Users are advised to use social media platforms wisely and communicate / engage upon them with due care and caution in regard to their own privacy and personal details. We will never ask for personal or sensitive information through social media platforms and encourage users wishing to discuss sensitive details to contact us by telephone or email.
Our website may use social sharing buttons which help share web content directly from web pages to the social media platform in question.
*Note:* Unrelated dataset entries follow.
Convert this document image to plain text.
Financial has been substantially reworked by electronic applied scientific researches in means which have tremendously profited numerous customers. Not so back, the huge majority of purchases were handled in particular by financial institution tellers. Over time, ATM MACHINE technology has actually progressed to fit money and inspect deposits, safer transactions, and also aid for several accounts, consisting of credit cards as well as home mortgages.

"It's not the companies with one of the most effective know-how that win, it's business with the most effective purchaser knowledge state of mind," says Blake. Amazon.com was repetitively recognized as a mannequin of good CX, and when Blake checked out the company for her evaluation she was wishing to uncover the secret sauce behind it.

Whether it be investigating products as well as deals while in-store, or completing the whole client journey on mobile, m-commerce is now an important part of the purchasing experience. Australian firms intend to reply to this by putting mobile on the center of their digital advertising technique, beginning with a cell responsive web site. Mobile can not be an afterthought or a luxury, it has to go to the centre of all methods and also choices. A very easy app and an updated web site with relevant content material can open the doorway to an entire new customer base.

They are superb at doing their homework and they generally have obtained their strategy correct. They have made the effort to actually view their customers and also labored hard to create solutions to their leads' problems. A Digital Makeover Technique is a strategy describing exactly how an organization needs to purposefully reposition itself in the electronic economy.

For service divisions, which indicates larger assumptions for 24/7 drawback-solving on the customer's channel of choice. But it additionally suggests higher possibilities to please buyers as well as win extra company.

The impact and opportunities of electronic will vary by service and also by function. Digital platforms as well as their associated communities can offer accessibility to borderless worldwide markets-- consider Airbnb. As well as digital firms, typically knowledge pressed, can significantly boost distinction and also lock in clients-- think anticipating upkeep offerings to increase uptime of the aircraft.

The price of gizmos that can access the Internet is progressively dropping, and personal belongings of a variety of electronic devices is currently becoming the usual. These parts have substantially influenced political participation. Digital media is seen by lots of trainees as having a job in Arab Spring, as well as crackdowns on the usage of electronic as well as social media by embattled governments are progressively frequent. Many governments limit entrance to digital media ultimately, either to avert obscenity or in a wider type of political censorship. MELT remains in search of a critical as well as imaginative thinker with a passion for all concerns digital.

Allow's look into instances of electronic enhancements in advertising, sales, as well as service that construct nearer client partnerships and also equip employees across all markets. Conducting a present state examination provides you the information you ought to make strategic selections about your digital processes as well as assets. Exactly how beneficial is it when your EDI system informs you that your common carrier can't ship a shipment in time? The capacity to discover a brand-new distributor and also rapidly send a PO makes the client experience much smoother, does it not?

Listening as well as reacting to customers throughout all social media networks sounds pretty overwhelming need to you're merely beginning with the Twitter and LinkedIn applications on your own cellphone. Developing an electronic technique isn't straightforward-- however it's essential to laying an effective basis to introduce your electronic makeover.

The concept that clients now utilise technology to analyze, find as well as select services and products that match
Users are advised before using such social sharing buttons that they do so at their own discretion and note that the social media platform may track and save your request to share a web page respectively through your social media platform account.
Shortened Links in Social Media
Through our social media platform accounts we may share web links to relevant web pages. By default some social media platforms shorten lengthy URLs (web addresses), this is an example: http://bit.ly/2GGZh1E. Users are advised to take caution and good judgment before clicking any shortened URLs published on social media platforms by us. Despite the best efforts to ensure only genuine URLs are published, many social media platforms are prone to spam and hacking and therefore we cannot be held liable for any damages or implications caused by visiting any shortened links.